Maverick also enabled me to become familiar with the playing of the great Colorado Quartet, which I heard numerous times there and later at Bard College. I wound up publishing a series of recordings by this group on my own Parnassus label. Unfortunately it is now disbanded but its complete recording of the Beethoven String Quartets will keep its legacy alive. Two other ensembles I heard and loved at Maverick left almost no recordings. The Rogeri Trio (named for the maker of the violinist’s instrument) was one of the best piano trios I ever heard.
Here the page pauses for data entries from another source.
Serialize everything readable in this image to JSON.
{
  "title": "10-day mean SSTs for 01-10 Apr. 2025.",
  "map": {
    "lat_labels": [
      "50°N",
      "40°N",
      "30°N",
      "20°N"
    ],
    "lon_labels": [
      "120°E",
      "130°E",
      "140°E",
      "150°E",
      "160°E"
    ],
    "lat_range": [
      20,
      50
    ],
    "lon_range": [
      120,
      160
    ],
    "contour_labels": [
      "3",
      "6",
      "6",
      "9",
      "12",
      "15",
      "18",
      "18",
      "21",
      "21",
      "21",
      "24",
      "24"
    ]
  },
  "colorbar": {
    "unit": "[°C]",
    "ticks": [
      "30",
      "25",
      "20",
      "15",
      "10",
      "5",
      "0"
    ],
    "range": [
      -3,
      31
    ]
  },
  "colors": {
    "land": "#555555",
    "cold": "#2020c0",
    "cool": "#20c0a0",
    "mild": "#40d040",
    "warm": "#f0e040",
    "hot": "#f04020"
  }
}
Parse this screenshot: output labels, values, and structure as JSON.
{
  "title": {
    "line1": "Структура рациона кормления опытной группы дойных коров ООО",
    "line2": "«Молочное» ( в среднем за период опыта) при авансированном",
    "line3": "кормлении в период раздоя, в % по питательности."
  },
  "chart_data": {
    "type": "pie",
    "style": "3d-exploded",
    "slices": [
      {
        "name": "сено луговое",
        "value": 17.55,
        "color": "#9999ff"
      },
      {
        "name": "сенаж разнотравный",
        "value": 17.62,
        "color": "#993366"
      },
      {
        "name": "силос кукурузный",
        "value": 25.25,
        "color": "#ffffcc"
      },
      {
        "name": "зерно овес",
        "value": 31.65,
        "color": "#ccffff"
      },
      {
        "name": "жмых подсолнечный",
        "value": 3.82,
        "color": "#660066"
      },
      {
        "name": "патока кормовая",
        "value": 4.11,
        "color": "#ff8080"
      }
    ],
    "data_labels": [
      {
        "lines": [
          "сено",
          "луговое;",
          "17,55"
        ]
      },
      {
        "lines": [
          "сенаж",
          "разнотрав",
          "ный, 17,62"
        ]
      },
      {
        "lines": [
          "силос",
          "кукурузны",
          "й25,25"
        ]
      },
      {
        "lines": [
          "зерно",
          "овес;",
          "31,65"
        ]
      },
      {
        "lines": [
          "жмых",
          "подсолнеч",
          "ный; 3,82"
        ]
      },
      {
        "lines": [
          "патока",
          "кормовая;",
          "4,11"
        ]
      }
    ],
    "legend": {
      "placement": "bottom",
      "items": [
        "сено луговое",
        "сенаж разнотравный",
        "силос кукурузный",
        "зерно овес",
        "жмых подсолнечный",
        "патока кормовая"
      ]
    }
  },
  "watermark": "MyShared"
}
It was founded in 1976 and played numerous concerts at Maverick, but its only recording I know is a Trio by Katherine Hoover which, years after it was made, also wound up on the Parnassus label. (There is now another ensemble of the same name.) The Aulos Wind Quintet brought us some of the best wind playing I ever heard, a breathtakingly accurate and impulsive ensemble. I know only one recording by this ensemble, works of Harbison and Rochberg. (Again, there is now another ensemble with the same name.)
The current schedule of two concerts during most summer weekends is a relatively recent innovation, dating from the Platt Administration. But many years ago, Leo Bernache tried a few Saturday evening concerts with young artists. Although I remember the concerts as worthwhile, they attracted only small audiences and were soon discontinued. The concert I remember best was a performance by a compelling soprano named Joy Simpson, who sang a widely varied program from Schubert to Spirituals. I also remember her accompanist, a small, wiry woman named Sylvia Olden Lee who played very well and who was the greatest virtuoso page turner I ever saw in action. You could barely see her hand flick out and the page would turn, and she didn’t miss one during the whole concert. We were especially lucky to hear Simpson, who died suddenly at the age of 40. She made one LP of Spirituals but apparently no other recordings.
One of my favorite memories from my decade at WDST is the afternoon I interviewed Leon Barzin. He was a legendary conductor and conducting teacher, then in his eighties and in town to lead a conducting workshop. Although born in Belgium, Barzin had been living in Woodstock in 1915. He told me and our listeners about the origins of the Maverick hall. He had not only played viola during the first concert season, he had helped build the hall, and he described driving nails. Remembering that interview helps connect me to the beginnings of the Maverick tradition, and thinking that someday a researcher may be reading these words for an article on the 200th anniversary.